Certainly Ray and I have tried to establish a lawn. Last year -- our first in the new home we built in the country -- we planted 600 pounds of grass seed just before the Monsoon Season hit our area. We have wonderful grass at the base of the hill where all the seed washed and we have a nice stand of dirt -- dotted with tiny plugs of zoysia grass -- around the periphery of the house. Ray and I believe that we have the only yard in Kansas that looks like Sen. Joe Biden's head.

Just getting the zoysia here was no easy task. We moved almost an acre of it from our former yard and it was backbreaking work. My job was to cut the sod into 2-foot sections with an ax after the landscapers loosened it from the soil with a sodcutter. Ray and the boys spent days loading and transporting dozens of pickup loads to our building site. (When Ray traded off his old pickup several months later, the salesman observed, "Hey, you've got grass growing in the back of your truck!") Just our luck to be able to grow grass in the metal bed of a pickup but not in soil.

Trying to establish a lawn also damaged our house when Ray hit the side of it with a tractor and sheared off one of the outside water faucets. He was hugely embarrassed because he virtually grew up on the seat of a tractor and was doing much of the field work at his parents' farm even before he reached his teens. But he had never operated a tractor on a slope with a fully loaded box-blade. "I had the choice of turning the tractor over backwards or hitting the house," he sheepishly explained to me. One thing about Ray, even his panic decisions are good ones.

We have learned to be creative in simulating a lawn. We've discovered that weeds -- when cut short and viewed from a distance -- can pass for grass. And, because we live in the country, we leave untouched small areas of wildflowers and native prairie grasses, the latter of which have the added advantage of turning red in winter.

Still, we are getting ready to plant more grass seed in the hope of establishing a lush lawn that Ray can mow without sending up clouds of dust reminiscent of Western Kansas during the drought-stricken "Dirty Thirties." I'm confident that we will soon have grass thick and tall enough to provide our snakes with protection from hawks.

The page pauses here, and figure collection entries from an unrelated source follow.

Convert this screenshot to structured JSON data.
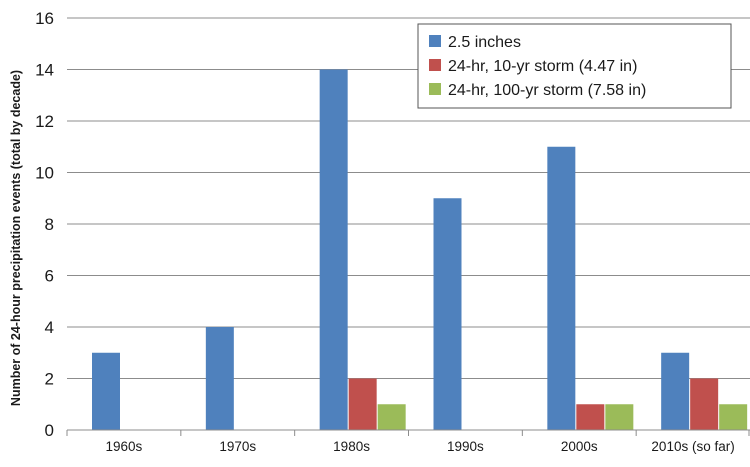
{
  "chart_data": {
    "type": "bar",
    "title": "",
    "xlabel": "",
    "ylabel": "Number of 24-hour precipitation events (total by decade)",
    "ylim": [
      0,
      16
    ],
    "yticks": [
      0,
      2,
      4,
      6,
      8,
      10,
      12,
      14,
      16
    ],
    "grid": true,
    "legend_position": "top-right",
    "categories": [
      "1960s",
      "1970s",
      "1980s",
      "1990s",
      "2000s",
      "2010s (so far)"
    ],
    "series": [
      {
        "name": "2.5 inches",
        "color": "#4f81bd",
        "values": [
          3,
          4,
          14,
          9,
          11,
          3
        ]
      },
      {
        "name": "24-hr, 10-yr storm (4.47 in)",
        "color": "#c0504d",
        "values": [
          0,
          0,
          2,
          0,
          1,
          2
        ]
      },
      {
        "name": "24-hr, 100-yr storm (7.58 in)",
        "color": "#9bbb59",
        "values": [
          0,
          0,
          1,
          0,
          1,
          1
        ]
      }
    ]
  }
}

Unfortunately, they can't be guaranteed protection from my man on a riding lawn mower. According to Ray, the only good snake is the sectional one that is inside the mower bag. That is why -- once we have a lawn -- I don't expect to see neat straight lawn mower paths. Our grass will be mowed as it always has been: free-form!

And that is also why our youngest son, once the proud owner of a 14-foot Burmese python, will cringe when he surveys the erratic path of our lawn mower. He will know it means his dad has bagged yet another snake in the grass.